Zooming in on QUILT-3.032

The open-label, multicenter QUILT-3.032 trial evaluated nogapendekin alfa inbakicept alone (cohort C) or in combination with BCG (cohorts A and B) in patients with BCG-unresponsive, high-grade NMIBC. During the initial induction treatment period, patients receive treatment with 400 μg of nogapendekin alfa inbakicept with or without 50 mg of BCG for 6 consecutive weeks via a urinary catheter inserted into the bladder.1,2 Following the first disease assessment, eligible patients receive either 3 weeks of maintenance treatment or 6 weeks of re-induction treatment at month 3, comprising the second treatment period.1 Eligible patients then continue to receive maintenance treatment in a third treatment period at months 6, 9, 12, and 18. Eligible patients then have the option to receive maintenance treatment in a fourth treatment period at months 24, 30, and 36. The total study duration is 60 months.

Updated findings from the trial, which were presented at AUA, showed that in cohort A (n = 100), the 36-month CR rate was 71% (95% CI, 61.1%-79.6%). The median duration of CR among evaluable responders (n = 71) was 53+ months.2 Furthermore, the 12-, 24-, and 36-month cystectomy-free survival rates were 96%, 90%, and 84%, respectively. Moreover, the disease-specific OS rates were 100%, 99%, and 99% at 12, 24, and 36 months, respectively.
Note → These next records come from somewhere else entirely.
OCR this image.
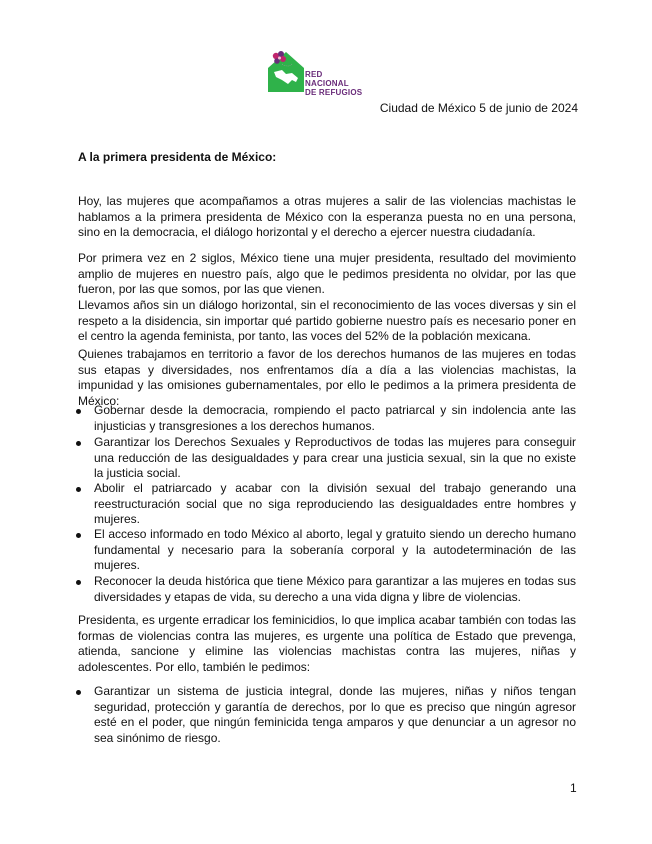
RED
NACIONAL
DE REFUGIOS
Ciudad de México 5 de junio de 2024
A la primera presidenta de México:

Hoy, las mujeres que acompañamos a otras mujeres a salir de las violencias machistas le hablamos a la primera presidenta de México con la esperanza puesta no en una persona, sino en la democracia, el diálogo horizontal y el derecho a ejercer nuestra ciudadanía.

Por primera vez en 2 siglos, México tiene una mujer presidenta, resultado del movimiento amplio de mujeres en nuestro país, algo que le pedimos presidenta no olvidar, por las que fueron, por las que somos, por las que vienen.

Llevamos años sin un diálogo horizontal, sin el reconocimiento de las voces diversas y sin el respeto a la disidencia, sin importar qué partido gobierne nuestro país es necesario poner en el centro la agenda feminista, por tanto, las voces del 52% de la población mexicana.

Quienes trabajamos en territorio a favor de los derechos humanos de las mujeres en todas sus etapas y diversidades, nos enfrentamos día a día a las violencias machistas, la impunidad y las omisiones gubernamentales, por ello le pedimos a la primera presidenta de México:

Gobernar desde la democracia, rompiendo el pacto patriarcal y sin indolencia ante las injusticias y transgresiones a los derechos humanos.
Garantizar los Derechos Sexuales y Reproductivos de todas las mujeres para conseguir una reducción de las desigualdades y para crear una justicia sexual, sin la que no existe la justicia social.
Abolir el patriarcado y acabar con la división sexual del trabajo generando una reestructuración social que no siga reproduciendo las desigualdades entre hombres y mujeres.
El acceso informado en todo México al aborto, legal y gratuito siendo un derecho humano fundamental y necesario para la soberanía corporal y la autodeterminación de las mujeres.
Reconocer la deuda histórica que tiene México para garantizar a las mujeres en todas sus diversidades y etapas de vida, su derecho a una vida digna y libre de violencias.

Presidenta, es urgente erradicar los feminicidios, lo que implica acabar también con todas las formas de violencias contra las mujeres, es urgente una política de Estado que prevenga, atienda, sancione y elimine las violencias machistas contra las mujeres, niñas y adolescentes. Por ello, también le pedimos:

Garantizar un sistema de justicia integral, donde las mujeres, niñas y niños tengan seguridad, protección y garantía de derechos, por lo que es preciso que ningún agresor esté en el poder, que ningún feminicida tenga amparos y que denunciar a un agresor no sea sinónimo de riesgo.
1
In cohort B (n = 80), the 12- and 24-month DFS rates were 58% (95% CI, 46.6%-68.2%) and 52% (95% CI, 40.3%-62.7%), respectively, and the median DFS was 25.3 months (95% CI, 9.8-40.1). Additionally, the respective cystectomy-free survival rates at 12, 24, and 36 months were 92%, 88%, and 82%. The disease-specific OS rates were 99%, 96%, and 96% at 12, 24, and 36 months, respectively.

References

1. ImmunityBio requests an urgent meeting with FDA to address the change in the Agency’s unambiguous guidance on Jan 2025 to submit a sBLA for NMIBC BCG unresponsive papillary disease, following an inconsistent refusal to file letter on May 2, 2025. ImmunityBio, Inc. May 5, 2025. Accessed May 5, 2025. https://ir.immunitybio.com/news-releases/news-release-details/immunitybio-requests-urgent-meeting-fda-address-change-agencys?field_nir_news_date_value[min]=
2. Chang S, Chamie K, Kramolowsky E, et al. An update on QUILT-3.032: complete responses to N-803 plus BCG therapy in BCG-unresponsive bladder carcinoma in situ (CIS) with or without papillary disease. Presented at: American Urological Association Annual Meeting; April 26-29, 2025; Las Vegas, NV. Abstract PD12-12.